Zack's father had plucked the boy from his classroom as the weather grew threatening, so the child wasn't on campus when the storm hit. But before leaving for school Friday, Julie Lewis said her son wanted to make sure someone would pick him up again if another tornado bore down on the Oklahoma City suburb.

Five therapy dogs greeted the children outside the Central Junior High School, which will share its campus with Plaza Towers students for at least the next year. Parents snapped photographs of their children in front of flowers, balloons and a red-and-white banner reading "Plaza Towers Elementary School. Welcome."

Cam'ron Richardson, also entering the fourth grade, had trouble sleeping Thursday night as a storm rolled through central Oklahoma. He didn't speak much while preparing for school but looked sharp in his black jeans shorts and new basketball shoes.

"I am nervous for him. I just hope it doesn't storm the next few days," his mother Alicia Richardson said.

Cam'ron was one of several children whose rescue was captured by an Associated Press photographer following the storm - and he keeps an image of his rescue on his cellphone to share with others.

School officials were hopeful that Friday's return to school would help students put the memory of the deadly tornado behind them. Many in town had already returned to a familiar routine, but not the children.

The tornado killed 24 people, including the seven at Plaza Towers, as it tore a 17-mile path through Moore and other Oklahoma City suburbs. Scores of homes and businesses were destroyed - along with the two elementary schools.

"I'm a little nervous about the beginning of school because I want the kids so badly to feel good and comfortable at school," said Plaza Towers Principal Amy Simpson, who took cover from the storm in a 4-by-5-foot bathroom with her office staff and emerged to find a mangled car on a co-worker's desk.

Since the storm, different students have found different ways to cope with their memories of the mayhem. Haley Delgado, 8, carries headphones to block out the noise of the wind and her brother, Xavier, 10, says he is scared by loud thunder.

Ruby Macias, 9, who was trapped under the same wall that crushed her classmates, remembers the screaming and the crying.

"She says she dreams about her friend," said Ruby's mother, Veronica Macias. "I don't know what to tell her."

The site where the Plaza Towers school once stood, in the heart of a neighborhood decimated by the tornado, has become a makeshift memorial for the dead and a meeting spot for volunteers, even though there is just a slab where the school used to be.
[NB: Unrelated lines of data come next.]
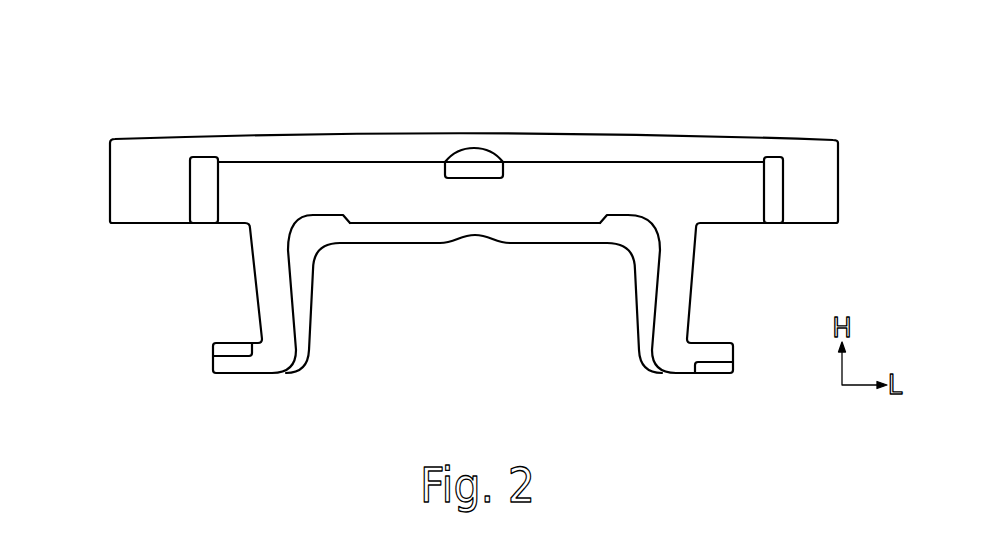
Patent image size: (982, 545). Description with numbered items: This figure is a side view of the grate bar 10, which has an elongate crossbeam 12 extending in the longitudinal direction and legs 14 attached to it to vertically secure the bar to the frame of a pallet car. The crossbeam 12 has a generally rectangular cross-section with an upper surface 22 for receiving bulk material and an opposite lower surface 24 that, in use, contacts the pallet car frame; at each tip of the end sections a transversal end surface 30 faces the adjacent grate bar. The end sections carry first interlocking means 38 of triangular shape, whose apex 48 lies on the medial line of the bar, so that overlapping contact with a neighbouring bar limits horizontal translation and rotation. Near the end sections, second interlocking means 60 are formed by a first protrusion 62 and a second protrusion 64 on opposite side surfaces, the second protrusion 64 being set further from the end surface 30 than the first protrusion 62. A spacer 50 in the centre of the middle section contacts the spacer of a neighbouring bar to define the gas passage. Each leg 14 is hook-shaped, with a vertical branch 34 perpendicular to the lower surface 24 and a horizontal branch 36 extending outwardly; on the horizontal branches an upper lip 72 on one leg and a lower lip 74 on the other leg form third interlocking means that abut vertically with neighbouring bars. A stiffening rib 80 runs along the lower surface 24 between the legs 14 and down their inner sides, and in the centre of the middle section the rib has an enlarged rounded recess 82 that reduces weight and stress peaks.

The grate bar 10 is at (612, 117).
The crossbeam 12 is at (562, 208).
The legs 14 is at (627, 305).
The upper surface 22 is at (390, 133).
The lower surface 24 is at (416, 234).
The transversal end surfaces 30 is at (125, 183).
The vertical branch 34 is at (272, 332).
The horizontal branch 36 is at (247, 363).
The first interlocking means 38 is at (108, 138).
The apex 48 is at (830, 140).
The spacer 50 is at (470, 160).
The second interlocking means 60 is at (770, 243).
The first protrusion 62 is at (773, 212).
The second protrusion 64 is at (205, 210).
The upper lip 72 is at (232, 348).
The lower lip 74 is at (720, 370).
The stiffening rib 80 is at (373, 235).
The recess 82 is at (479, 237).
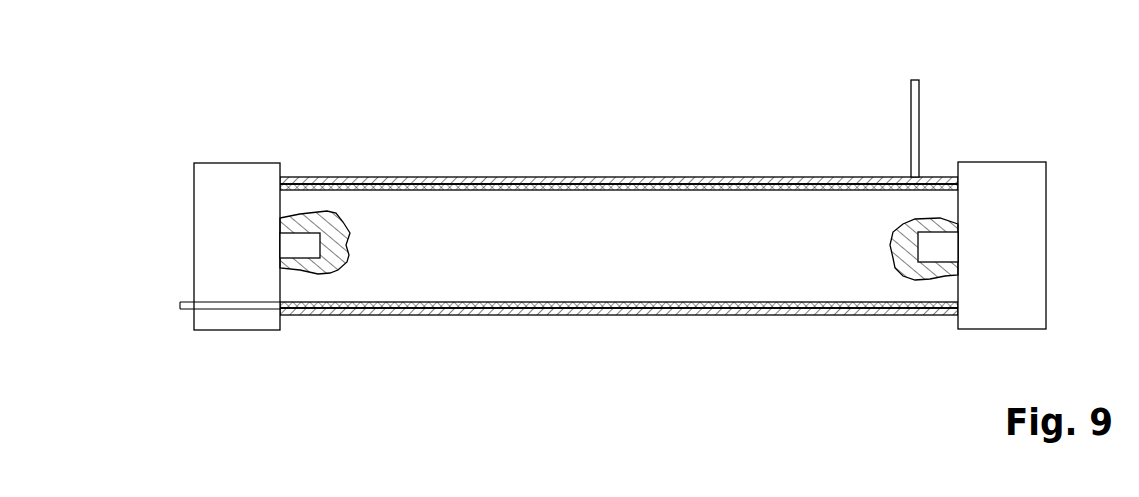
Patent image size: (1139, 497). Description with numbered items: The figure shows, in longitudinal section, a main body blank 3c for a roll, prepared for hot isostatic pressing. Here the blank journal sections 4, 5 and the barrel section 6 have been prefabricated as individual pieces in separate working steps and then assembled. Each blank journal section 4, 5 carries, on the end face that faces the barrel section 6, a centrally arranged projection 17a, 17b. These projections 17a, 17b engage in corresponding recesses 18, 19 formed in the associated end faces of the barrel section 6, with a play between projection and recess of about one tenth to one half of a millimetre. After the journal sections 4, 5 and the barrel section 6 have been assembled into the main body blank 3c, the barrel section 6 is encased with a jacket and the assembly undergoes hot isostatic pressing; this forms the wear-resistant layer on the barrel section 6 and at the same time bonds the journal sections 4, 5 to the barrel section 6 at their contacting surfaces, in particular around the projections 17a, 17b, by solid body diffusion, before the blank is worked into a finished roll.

The main body blank 3c is at (484, 162).
The blank journal section 4 is at (220, 219).
The blank journal section 5 is at (1002, 253).
The barrel section 6 is at (578, 233).
The projection 17a is at (298, 247).
The projection 17b is at (937, 245).
The recess 18 is at (316, 263).
The recess 19 is at (930, 262).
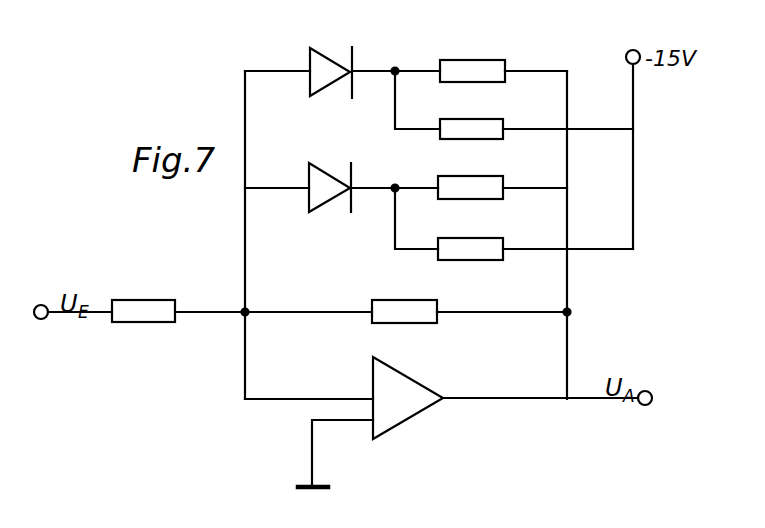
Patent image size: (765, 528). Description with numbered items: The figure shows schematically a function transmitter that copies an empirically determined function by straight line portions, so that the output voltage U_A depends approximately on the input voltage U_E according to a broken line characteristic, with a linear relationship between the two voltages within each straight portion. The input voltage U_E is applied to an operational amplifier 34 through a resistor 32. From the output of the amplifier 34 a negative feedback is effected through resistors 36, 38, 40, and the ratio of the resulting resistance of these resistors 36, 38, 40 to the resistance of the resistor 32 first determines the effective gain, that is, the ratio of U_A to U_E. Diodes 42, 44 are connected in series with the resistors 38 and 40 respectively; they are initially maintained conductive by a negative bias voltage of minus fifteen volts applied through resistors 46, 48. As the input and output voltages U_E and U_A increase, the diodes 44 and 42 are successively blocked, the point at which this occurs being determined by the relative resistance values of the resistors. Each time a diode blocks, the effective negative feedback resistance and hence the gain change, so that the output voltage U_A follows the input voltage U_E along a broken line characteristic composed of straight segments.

The resistor 32 is at (143, 300).
The operational amplifier 34 is at (400, 383).
The resistor 36 is at (428, 310).
The resistor 38 is at (502, 186).
The resistor 40 is at (475, 63).
The diode 42 is at (310, 178).
The diode 44 is at (310, 62).
The resistor 46 is at (497, 125).
The resistor 48 is at (500, 248).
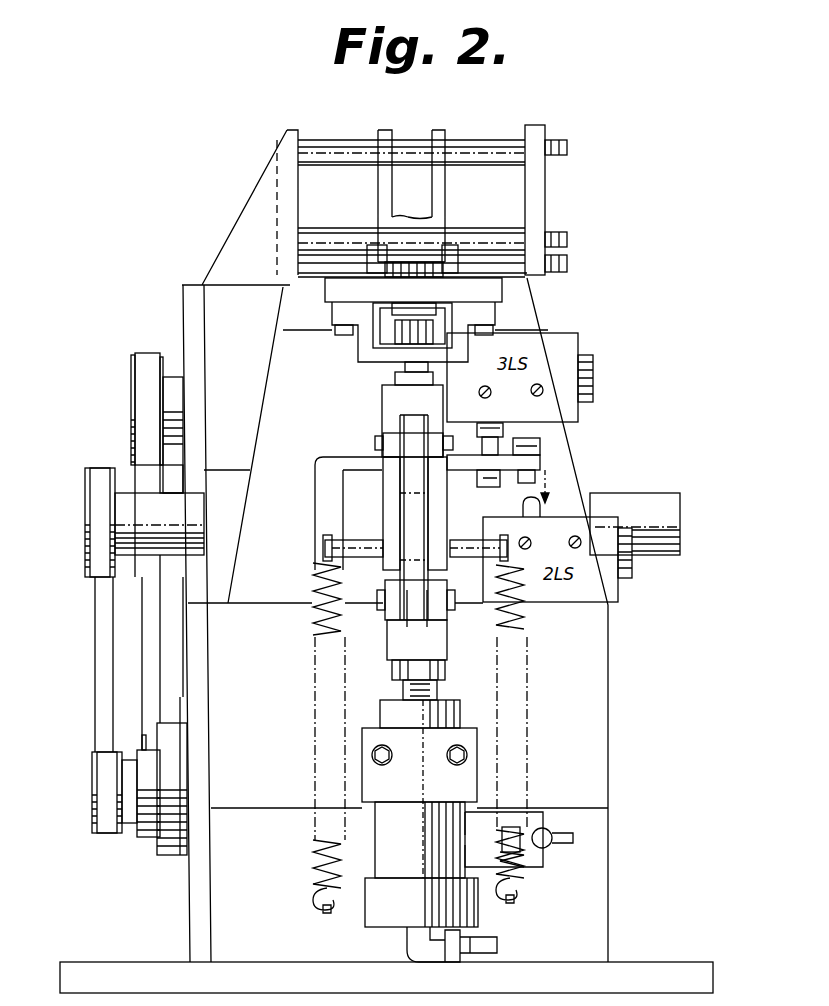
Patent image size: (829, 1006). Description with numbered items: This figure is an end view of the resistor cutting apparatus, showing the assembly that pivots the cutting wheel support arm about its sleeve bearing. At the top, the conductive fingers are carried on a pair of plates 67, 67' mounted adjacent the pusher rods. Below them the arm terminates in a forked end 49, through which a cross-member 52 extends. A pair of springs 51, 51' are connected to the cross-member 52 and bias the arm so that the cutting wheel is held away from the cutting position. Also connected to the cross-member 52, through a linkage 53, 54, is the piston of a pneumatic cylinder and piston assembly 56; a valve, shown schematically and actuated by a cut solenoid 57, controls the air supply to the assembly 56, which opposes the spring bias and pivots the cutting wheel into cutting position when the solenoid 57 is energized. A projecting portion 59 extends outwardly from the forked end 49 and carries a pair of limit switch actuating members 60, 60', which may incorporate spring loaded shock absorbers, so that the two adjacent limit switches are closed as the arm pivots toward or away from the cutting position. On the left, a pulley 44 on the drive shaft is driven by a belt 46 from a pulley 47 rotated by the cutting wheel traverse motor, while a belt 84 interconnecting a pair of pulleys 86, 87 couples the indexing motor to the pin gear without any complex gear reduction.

The additional pulley 44 is at (87, 492).
The belt 46 is at (98, 620).
The pulley 47 is at (92, 783).
The forked end 49 is at (392, 520).
The spring 51 is at (305, 738).
The spring 51' is at (535, 734).
The cross-member 52 is at (353, 540).
The linkage 53 is at (432, 612).
The linkage 54 is at (442, 650).
The pneumatic cylinder and piston assembly 56 is at (482, 797).
The cut solenoid 57 is at (505, 850).
The projecting portion 59 is at (533, 457).
The limit switch actuating member 60 is at (570, 489).
The limit switch actuating member 60' is at (504, 415).
The plate 67 is at (368, 196).
The plate 67' is at (439, 196).
The belt 84 is at (158, 665).
The pulley 86 is at (140, 743).
The pulley 87 is at (135, 392).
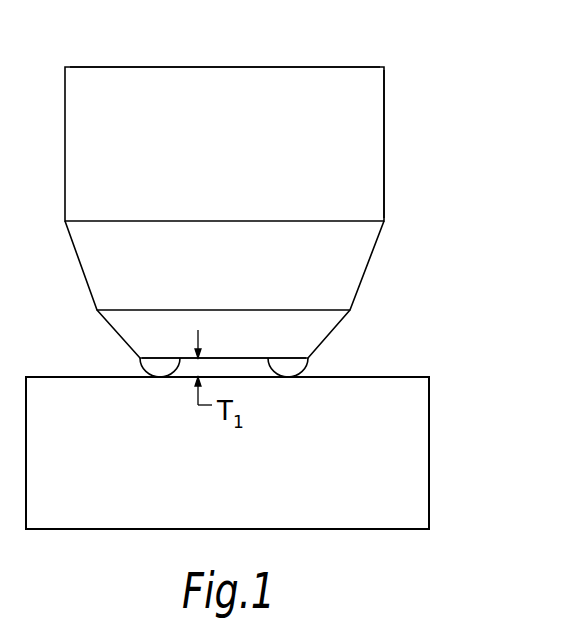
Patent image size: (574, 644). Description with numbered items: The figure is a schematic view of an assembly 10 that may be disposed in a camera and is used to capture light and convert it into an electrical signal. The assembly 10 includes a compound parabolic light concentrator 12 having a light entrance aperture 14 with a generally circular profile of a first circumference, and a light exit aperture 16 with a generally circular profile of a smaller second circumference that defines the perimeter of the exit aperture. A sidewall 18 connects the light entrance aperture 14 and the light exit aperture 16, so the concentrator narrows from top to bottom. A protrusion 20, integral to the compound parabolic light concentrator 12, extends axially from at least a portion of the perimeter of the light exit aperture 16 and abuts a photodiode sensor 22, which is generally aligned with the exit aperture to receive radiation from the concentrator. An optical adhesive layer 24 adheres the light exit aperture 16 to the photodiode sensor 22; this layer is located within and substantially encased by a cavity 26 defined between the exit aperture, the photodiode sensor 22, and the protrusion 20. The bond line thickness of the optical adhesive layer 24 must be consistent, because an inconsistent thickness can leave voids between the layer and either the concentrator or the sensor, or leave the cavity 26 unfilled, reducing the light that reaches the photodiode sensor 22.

The assembly 10 is at (472, 80).
The compound parabolic light concentrator 12 is at (65, 147).
The light entrance aperture 14 is at (226, 67).
The light exit aperture 16 is at (245, 357).
The sidewall 18 is at (384, 145).
The protrusion 20 is at (163, 370).
The photodiode sensor 22 is at (429, 423).
The optical adhesive layer 24 is at (258, 368).
The cavity 26 is at (195, 368).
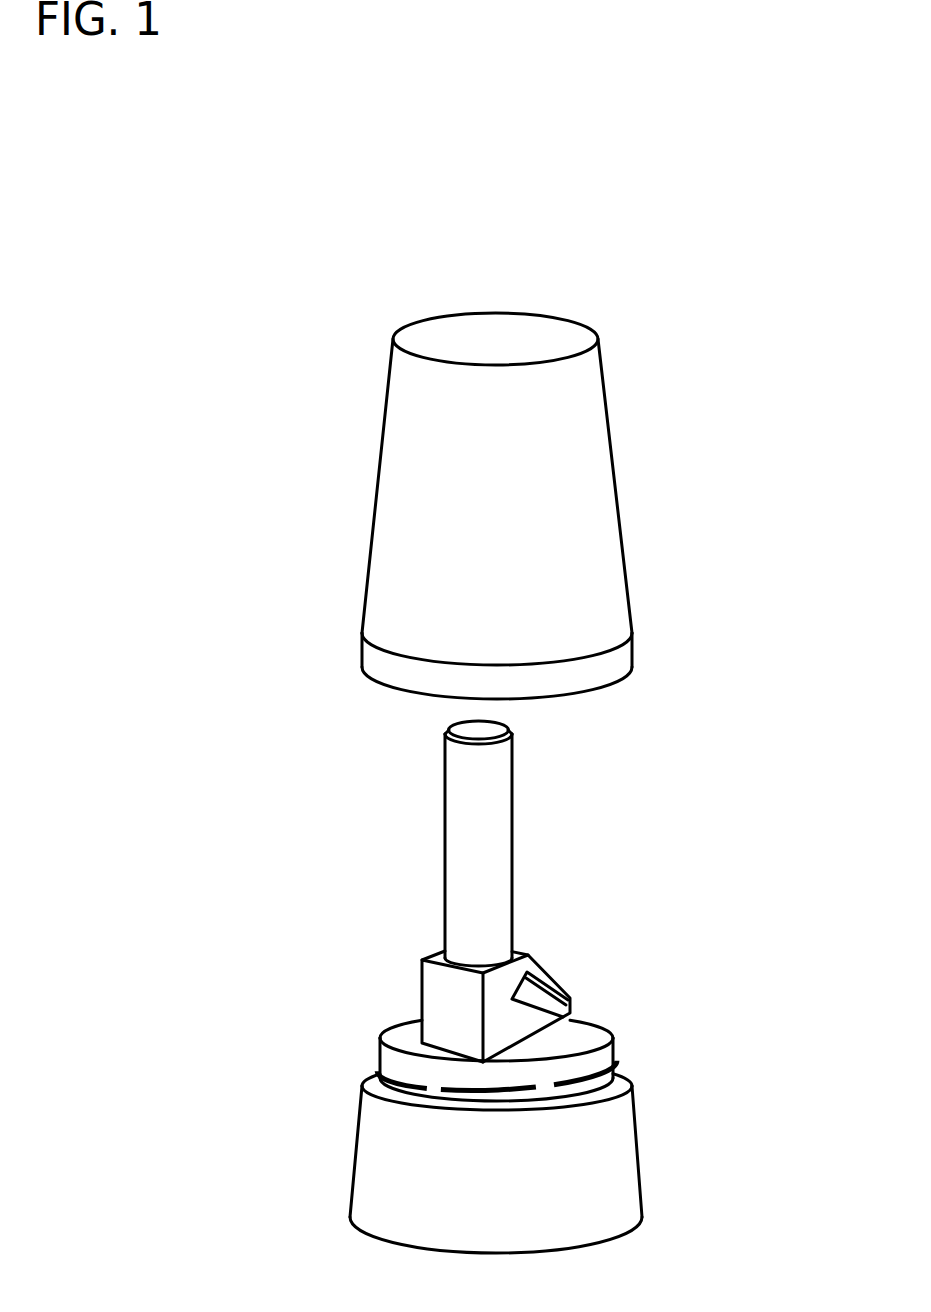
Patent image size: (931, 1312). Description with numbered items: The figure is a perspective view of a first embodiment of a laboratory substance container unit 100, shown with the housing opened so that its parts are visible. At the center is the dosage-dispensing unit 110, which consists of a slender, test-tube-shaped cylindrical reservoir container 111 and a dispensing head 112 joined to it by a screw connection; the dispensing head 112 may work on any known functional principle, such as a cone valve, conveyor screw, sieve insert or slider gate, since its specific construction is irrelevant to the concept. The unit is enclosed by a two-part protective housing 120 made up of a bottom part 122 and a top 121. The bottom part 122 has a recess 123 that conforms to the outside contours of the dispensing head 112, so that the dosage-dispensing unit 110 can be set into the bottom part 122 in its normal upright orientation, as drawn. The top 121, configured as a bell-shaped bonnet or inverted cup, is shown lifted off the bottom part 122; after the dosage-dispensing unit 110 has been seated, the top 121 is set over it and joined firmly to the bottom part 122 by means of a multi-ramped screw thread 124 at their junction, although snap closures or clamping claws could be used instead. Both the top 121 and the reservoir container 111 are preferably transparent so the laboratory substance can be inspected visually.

The laboratory substance container unit 100 is at (392, 262).
The dosage-dispensing unit 110 is at (386, 916).
The reservoir container 111 is at (465, 840).
The dispensing head 112 is at (444, 985).
The protective housing 120 is at (508, 783).
The top 121 is at (505, 522).
The bottom part 122 is at (575, 1152).
The recess 123 is at (410, 1033).
The multi-ramped screw thread 124 is at (614, 1064).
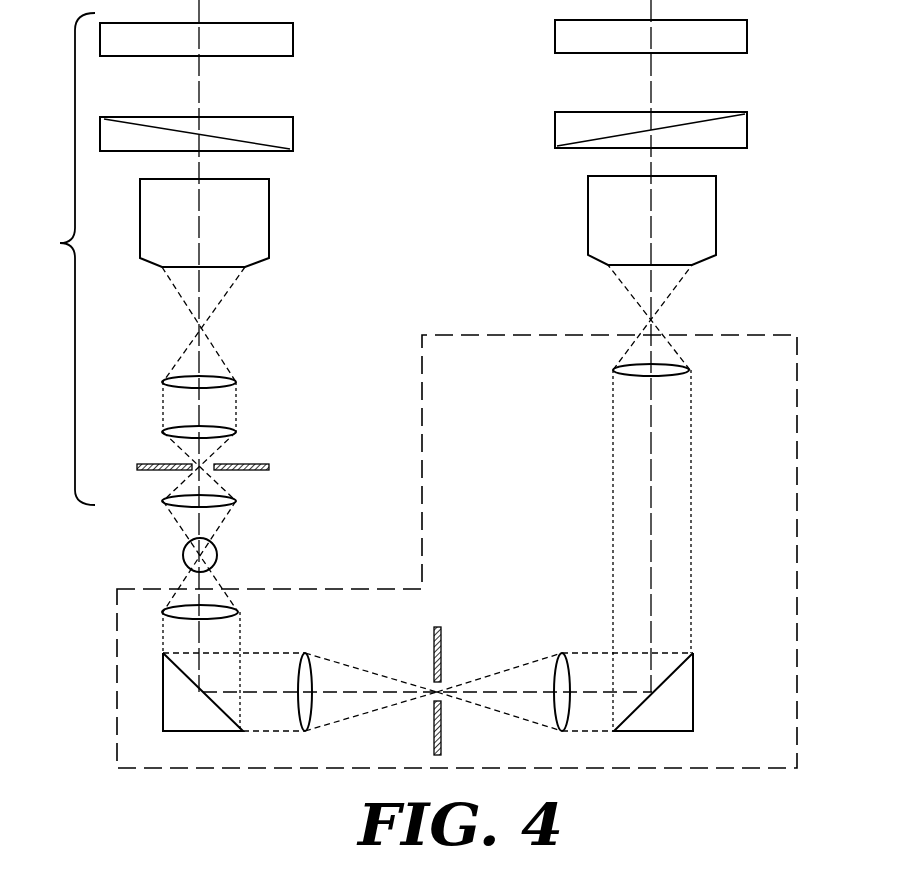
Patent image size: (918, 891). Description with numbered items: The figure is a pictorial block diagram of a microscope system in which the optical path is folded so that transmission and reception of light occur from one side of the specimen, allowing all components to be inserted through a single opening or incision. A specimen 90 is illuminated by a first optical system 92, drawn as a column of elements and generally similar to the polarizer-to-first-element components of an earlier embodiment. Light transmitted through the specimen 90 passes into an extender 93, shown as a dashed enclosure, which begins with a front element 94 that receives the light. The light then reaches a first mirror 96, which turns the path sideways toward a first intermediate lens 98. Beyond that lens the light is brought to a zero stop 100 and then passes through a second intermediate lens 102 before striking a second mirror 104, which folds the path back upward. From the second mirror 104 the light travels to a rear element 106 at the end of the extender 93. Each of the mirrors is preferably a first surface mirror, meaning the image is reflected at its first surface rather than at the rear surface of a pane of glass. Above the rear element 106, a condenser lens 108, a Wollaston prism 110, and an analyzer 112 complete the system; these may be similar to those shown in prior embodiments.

The specimen 90 is at (218, 553).
The first optical system 92 is at (163, 312).
The extender 93 is at (798, 505).
The front element 94 is at (166, 610).
The first mirror 96 is at (172, 705).
The first intermediate lens 98 is at (307, 655).
The zero stop 100 is at (437, 627).
The second intermediate lens 102 is at (562, 655).
The second mirror 104 is at (694, 676).
The rear element 106 is at (690, 372).
The condenser lens 108 is at (717, 228).
The Wollaston prism 110 is at (748, 135).
The analyzer 112 is at (748, 37).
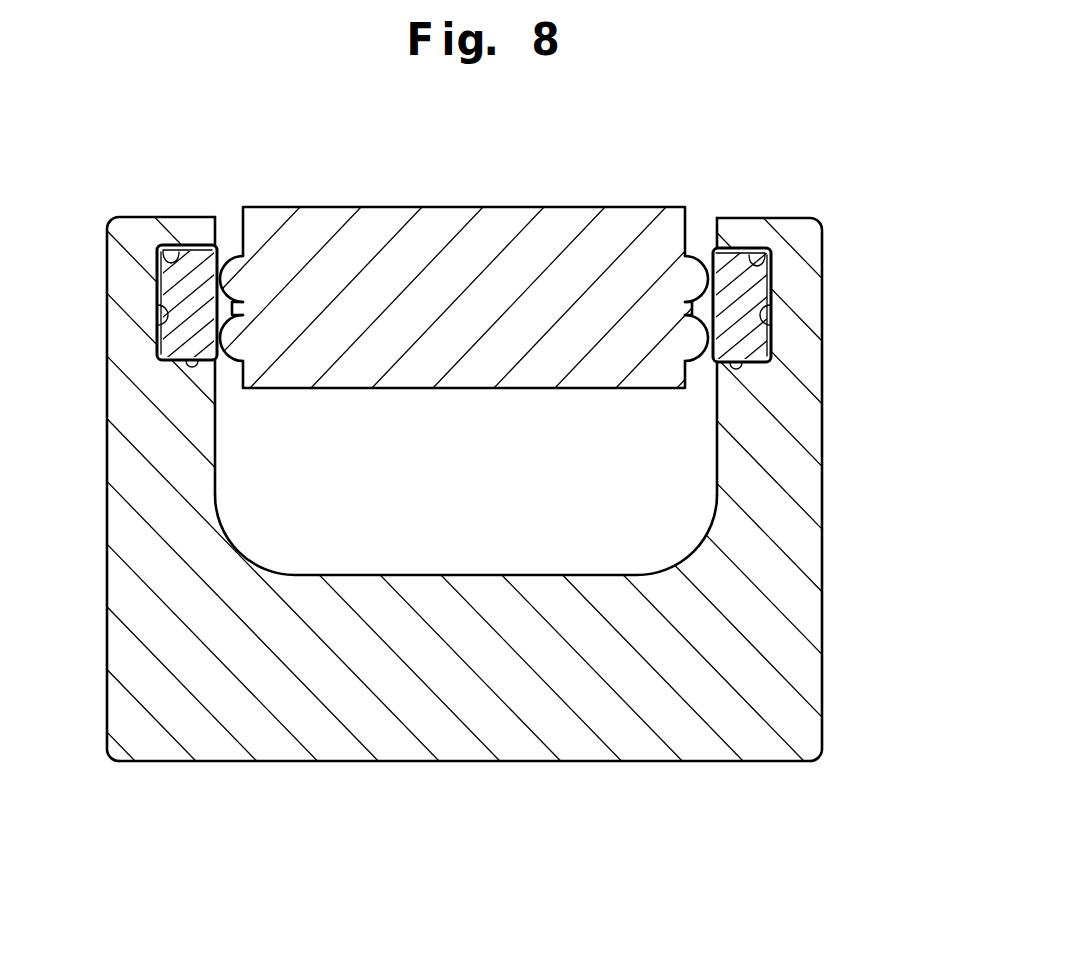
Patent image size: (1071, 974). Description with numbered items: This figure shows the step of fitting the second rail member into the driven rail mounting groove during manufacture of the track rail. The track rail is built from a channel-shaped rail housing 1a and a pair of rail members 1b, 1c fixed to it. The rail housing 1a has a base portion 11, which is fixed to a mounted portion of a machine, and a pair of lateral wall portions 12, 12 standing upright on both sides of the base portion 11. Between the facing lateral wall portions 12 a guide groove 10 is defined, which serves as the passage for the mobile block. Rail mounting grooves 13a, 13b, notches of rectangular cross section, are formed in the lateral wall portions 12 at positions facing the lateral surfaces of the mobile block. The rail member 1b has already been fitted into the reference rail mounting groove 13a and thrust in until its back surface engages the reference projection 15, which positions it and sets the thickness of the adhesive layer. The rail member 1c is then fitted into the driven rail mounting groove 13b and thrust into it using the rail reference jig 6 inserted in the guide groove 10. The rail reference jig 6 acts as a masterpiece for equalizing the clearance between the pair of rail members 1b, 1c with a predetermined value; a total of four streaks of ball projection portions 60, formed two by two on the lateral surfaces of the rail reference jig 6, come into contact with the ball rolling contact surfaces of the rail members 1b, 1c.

A handful of wind-battered trees are beginning to grow new leaves and branches again. Seven crosses, each carrying the name of a child killed in the storm, are accompanied by an eighth that has a black "7'' inside a red heart.

"I'm not going to act as though those first couple of weeks (after the storm) weren't so terribly difficult, because they were," said Superintendent Robert Romines, a longtime Moore resident who took the district's top post over the summer. "But since that day, we have turned a lot of corners. After our last funeral, we turned a corner."

The district will build new schools at the sites of the old ones; the new ones will have tornado-safe rooms.